O zainteresowaniach
- PsychoTata
- Jan 23, 2018
- 2 min read

Skąd się biorą? Czy motywują? Może jedynie zjadają czas i w gruncie rzeczy są niepotrzebne?
Może jednak bez nich nie da się żyć?
Byłem nieco zadziwiony gdy pod hasłem zainteresowania w SJP znalazłem następującą definicję - "to, czym ktoś się interesuje". Czyli co? Sam nie wiem, postaram się sobie i Wam odpowiedzieć na to pytanie. Na początek zastanówmy się co to znaczy, że coś mnie interesuje, udzi moje zainteresowania. Ano ciekawi mnie, sprawia, że chcę się więcej na ten temat dowiedzieć, a zgłębianie tej wiedzy i umiejętności w danej dziedzinie sprawia mi radość. Pozwala odpocząć i oderwać się od codziennej rutyny na drodze dom-praca. Na zainteresowaniach można zarobkować, ale głównym ich celem zawsze ma być przyjemność płynąca z wykonywania czynności.
Skąd zatem u nas te zainteresowania? Wrodzone są? Nabywamy je? Jak zawsze prawda leży po środku. Jest to miks, ale taki miks, ltóremu na ogół towarzyszy jakaś iskierka z zewnątrz. Jako ludzie bowiem, mamy pewne predyspozycje, co innego nas ciekawi, co innego przychodzi nam łatwo. Różnice indywidualne sprawiają, że podczas gdy jednym z nas radość i wypoczynek sprawia np. taniec, dla innych może być on katorgą. I to właśnie jest piekno różnic, to co sprawia, że świat napędza się nawzajem, a postęp może się dziać.
Kiedyś sam zadałem sobie pytanie po co mi te pasje? Cóż ja po prostu lubię wiedzieć. Czytać, dokształcać się, znać zasady funkcjonowania różnych urządzeń. Stąd pasja do rozumienia techniki. Nieco teoretyczna, choć zdarzyło się skonstruować kilka urządzeń wpływających na brzmienie gitary. Gitary, która jest moją kolejną pasją. Tym razem wykonawczą, twórczą, której inspiracji szukam w wędrówkach i lekturze. Jednak od pracy najlepiej odpoczywam przy zszywaniu kawałków skóry w portfele - szybko widać efekty pracy...Zlepek kilku pasji...Skąd ja je mam? Podróże zaszczepiła mi mama, choć przekonałęm się do nich późno, książki to geny taty. Reszta? wzięła mi się sama...Gitara w okresie adolescencji i buntu, rękodzieło w okresie stabilizacji...

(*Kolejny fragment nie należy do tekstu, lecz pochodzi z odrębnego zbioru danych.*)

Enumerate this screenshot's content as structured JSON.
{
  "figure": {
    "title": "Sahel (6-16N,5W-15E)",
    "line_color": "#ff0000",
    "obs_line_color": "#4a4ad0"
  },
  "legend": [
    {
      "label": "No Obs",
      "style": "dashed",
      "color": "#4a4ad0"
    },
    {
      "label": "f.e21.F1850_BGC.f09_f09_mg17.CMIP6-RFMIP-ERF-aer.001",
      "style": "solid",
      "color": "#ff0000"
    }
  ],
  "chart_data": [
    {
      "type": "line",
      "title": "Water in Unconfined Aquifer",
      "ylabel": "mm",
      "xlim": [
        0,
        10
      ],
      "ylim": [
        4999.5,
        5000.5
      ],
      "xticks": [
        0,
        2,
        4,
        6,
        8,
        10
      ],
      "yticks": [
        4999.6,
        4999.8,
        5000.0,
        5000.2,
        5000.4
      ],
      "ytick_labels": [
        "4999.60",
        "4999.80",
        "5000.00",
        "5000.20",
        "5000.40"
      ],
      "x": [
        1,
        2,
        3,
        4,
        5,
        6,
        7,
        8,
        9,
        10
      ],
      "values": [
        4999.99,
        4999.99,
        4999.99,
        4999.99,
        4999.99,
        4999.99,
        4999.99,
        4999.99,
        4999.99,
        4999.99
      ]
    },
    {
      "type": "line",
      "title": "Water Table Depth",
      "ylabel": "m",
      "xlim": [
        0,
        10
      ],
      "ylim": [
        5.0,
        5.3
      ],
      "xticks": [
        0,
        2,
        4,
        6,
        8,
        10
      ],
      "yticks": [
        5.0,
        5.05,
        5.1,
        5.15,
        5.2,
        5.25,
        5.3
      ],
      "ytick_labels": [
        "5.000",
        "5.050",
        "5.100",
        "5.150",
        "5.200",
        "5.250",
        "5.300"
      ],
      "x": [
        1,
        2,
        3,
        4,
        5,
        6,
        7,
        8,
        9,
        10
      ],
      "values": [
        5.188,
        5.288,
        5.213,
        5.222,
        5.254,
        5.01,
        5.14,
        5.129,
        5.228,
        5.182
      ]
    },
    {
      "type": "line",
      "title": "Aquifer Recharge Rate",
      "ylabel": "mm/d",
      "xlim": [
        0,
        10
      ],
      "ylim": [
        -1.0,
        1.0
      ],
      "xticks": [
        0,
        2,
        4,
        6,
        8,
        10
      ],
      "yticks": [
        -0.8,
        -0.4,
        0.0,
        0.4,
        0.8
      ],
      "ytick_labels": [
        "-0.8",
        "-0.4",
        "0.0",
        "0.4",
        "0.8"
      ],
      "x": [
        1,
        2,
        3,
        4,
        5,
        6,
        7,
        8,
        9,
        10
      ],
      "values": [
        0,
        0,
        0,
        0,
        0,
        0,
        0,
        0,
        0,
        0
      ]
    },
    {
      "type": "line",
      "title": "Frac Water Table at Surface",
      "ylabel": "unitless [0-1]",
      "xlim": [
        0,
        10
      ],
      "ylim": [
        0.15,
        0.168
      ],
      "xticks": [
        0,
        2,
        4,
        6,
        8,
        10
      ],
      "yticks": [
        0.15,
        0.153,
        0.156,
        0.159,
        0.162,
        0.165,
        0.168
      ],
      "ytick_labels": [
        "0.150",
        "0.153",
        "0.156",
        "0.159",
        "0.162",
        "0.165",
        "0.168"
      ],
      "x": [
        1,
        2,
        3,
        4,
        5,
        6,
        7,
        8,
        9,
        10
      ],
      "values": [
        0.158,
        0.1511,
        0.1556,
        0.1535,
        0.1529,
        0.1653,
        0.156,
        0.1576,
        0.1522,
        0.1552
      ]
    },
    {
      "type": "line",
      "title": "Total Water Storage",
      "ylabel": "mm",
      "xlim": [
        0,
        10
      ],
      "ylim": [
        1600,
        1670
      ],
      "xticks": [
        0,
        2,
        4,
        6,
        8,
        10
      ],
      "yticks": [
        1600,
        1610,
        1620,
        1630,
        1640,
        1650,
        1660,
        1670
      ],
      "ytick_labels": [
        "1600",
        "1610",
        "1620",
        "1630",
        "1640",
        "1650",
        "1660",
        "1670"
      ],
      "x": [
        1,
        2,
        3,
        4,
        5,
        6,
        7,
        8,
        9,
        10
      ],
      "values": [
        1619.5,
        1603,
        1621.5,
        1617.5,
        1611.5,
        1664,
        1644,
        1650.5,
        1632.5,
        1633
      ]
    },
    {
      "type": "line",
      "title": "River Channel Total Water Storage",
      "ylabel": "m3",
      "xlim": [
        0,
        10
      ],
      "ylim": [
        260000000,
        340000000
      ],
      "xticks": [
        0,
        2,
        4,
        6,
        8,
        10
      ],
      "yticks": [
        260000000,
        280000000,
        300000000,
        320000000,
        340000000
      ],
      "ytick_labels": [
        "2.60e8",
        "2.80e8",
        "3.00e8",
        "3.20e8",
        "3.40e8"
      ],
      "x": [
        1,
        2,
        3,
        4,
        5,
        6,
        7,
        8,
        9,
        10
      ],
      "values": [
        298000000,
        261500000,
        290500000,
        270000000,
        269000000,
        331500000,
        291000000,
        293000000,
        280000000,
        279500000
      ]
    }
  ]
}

Jestem pewien, że w Waszym życiu też przewijały się pasje, zainteresowania przejęte od rodziców i własne...Także drodzy ojcowie obecni i przyszli pamiętajcie, że tutaj także niesiemy odpowiedzialność. Odpowiedzialność podzielenia się pasją, zainteresowaniami. Nauczenia naszych pociech tego, że pasje są, że dają radość. Ojciec grający na gitarze, tańczący, śpiewający, rzeźbiący, robiący noże czy wędkujący na pewno będzie ciekawszy niż ten, który wpatruje się non stop w ekran telewizora czy telefonu (do mojej Żony - ja tak szukam inspiracji;). Pozwala to budować relację i uczyć budowania relacji, a duma z dziecka, które wdraża się w Twoją pasję, stopniowo dorównuje Tobie, by w końcu przerosnąć swojego mistrza to z pewnością coś mistycznego.

Pamiętajmy tylko o tym, że zainteresowania, pasje i hobby mają dawać radość. Jeśli wybierzemy je za dziecko i będziemy je do tego przymuszać...Cóż wszyscy będą sfrustrowani, a to nie o to tutaj chodzi, prawda?